"Oh, that man!" she said, with something that came dangerously near to
being a sniff. "I saw him. After most of the people were gone, he came
down and went into the water."
"Really?" Cicely's tone was rapt. "I wish I'd seen him. How did he look?"
"Atrocious. He is bow-legged, and he wore a rose-colored suit. Against
the green of the waves, he looked like a huge pink wishbone."
"Did he swim beautifully?"
Phebe shook her hair back from her shoulders.
"Like a merman," she said; "a forsaken merman with the gout."
"Babe!"
"Well, if you must know the truth, the abject, literal truth, he hung his
clothes on a hickory limb, as far as going near the water was concerned.

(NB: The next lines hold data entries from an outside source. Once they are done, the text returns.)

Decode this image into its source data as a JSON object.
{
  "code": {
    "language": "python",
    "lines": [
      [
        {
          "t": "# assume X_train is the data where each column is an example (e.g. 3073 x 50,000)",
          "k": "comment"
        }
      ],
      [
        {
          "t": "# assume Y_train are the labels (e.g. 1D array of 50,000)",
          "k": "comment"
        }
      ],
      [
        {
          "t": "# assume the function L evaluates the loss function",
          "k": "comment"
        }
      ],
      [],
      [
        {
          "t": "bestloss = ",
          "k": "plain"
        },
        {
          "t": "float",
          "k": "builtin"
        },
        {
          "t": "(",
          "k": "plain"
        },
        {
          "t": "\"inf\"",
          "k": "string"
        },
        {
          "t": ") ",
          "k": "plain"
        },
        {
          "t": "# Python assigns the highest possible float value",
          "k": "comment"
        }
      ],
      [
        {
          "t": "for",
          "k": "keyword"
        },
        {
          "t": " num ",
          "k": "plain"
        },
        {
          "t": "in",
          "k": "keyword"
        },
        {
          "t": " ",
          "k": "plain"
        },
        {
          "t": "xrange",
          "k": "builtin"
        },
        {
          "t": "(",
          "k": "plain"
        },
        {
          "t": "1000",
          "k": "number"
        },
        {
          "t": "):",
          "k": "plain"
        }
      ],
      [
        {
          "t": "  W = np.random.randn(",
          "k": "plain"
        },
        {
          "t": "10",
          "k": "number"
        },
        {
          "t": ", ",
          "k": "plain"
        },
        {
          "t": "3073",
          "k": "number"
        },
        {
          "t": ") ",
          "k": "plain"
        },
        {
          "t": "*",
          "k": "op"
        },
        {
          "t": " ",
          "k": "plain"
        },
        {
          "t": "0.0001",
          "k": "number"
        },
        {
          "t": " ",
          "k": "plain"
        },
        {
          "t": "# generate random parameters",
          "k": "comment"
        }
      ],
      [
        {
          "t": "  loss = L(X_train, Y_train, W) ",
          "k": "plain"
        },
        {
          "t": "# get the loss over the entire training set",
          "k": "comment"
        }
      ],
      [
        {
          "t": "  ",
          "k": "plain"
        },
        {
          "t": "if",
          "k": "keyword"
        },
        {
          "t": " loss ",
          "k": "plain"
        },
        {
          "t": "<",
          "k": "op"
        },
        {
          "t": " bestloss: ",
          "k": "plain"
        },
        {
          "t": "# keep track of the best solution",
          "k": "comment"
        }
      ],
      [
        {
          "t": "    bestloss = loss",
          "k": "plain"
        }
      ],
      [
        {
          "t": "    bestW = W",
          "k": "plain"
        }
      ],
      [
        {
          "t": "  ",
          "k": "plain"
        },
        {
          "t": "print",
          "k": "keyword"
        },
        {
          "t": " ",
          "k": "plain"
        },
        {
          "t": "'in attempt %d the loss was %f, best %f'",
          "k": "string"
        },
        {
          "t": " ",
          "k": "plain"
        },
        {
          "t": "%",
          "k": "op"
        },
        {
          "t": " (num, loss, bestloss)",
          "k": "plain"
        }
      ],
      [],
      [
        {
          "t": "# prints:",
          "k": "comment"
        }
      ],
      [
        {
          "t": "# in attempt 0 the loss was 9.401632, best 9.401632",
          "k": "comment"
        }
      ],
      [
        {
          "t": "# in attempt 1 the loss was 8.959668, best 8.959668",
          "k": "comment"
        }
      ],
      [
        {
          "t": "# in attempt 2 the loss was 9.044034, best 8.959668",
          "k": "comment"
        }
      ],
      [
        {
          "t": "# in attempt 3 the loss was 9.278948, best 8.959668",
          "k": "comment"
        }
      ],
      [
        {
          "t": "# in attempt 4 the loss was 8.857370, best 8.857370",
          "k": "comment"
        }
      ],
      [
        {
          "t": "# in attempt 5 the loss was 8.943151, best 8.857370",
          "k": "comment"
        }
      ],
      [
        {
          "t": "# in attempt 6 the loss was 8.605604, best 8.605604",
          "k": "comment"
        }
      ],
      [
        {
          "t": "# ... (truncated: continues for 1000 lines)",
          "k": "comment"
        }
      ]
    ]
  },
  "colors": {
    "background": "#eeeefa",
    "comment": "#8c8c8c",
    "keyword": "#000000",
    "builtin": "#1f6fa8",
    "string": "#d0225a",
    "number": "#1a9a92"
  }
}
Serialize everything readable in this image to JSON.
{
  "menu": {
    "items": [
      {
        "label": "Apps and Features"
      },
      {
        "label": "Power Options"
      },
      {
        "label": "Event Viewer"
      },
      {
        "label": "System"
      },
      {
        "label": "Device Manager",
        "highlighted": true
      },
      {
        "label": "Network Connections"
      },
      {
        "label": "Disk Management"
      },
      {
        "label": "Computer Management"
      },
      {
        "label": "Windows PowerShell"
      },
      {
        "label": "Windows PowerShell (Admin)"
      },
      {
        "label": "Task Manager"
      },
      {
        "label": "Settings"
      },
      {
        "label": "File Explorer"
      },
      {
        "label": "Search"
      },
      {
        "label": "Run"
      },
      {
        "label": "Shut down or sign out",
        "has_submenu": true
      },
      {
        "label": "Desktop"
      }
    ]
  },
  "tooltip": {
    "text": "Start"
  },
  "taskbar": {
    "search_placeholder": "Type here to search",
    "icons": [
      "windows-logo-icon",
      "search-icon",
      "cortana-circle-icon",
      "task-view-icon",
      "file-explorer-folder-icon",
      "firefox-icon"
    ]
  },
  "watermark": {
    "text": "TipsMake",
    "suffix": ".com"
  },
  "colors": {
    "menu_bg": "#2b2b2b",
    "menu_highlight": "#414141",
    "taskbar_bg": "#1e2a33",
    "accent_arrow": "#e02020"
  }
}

He waded in up to his ankles and stood there, shivering, shivering a day
like this! Then he trotted back and forth a few times and went back to
the bathhouse again without letting a wave touch him. Booby! If he played
golf, he would probably get his caddie to take him around the links in a
wheelbarrow. I do hope I shall have the pleasure of seeing the creature
get boiled." And, with a final flirt of her hair, she marched away into
the house.
CHAPTER FOURTEEN
For the next week, Cicely stalked her lion patiently, warily and in vain.
Gifford Barrett had come down to Quantuck, firmly resolved that on no
conditions would he consent to be lionized.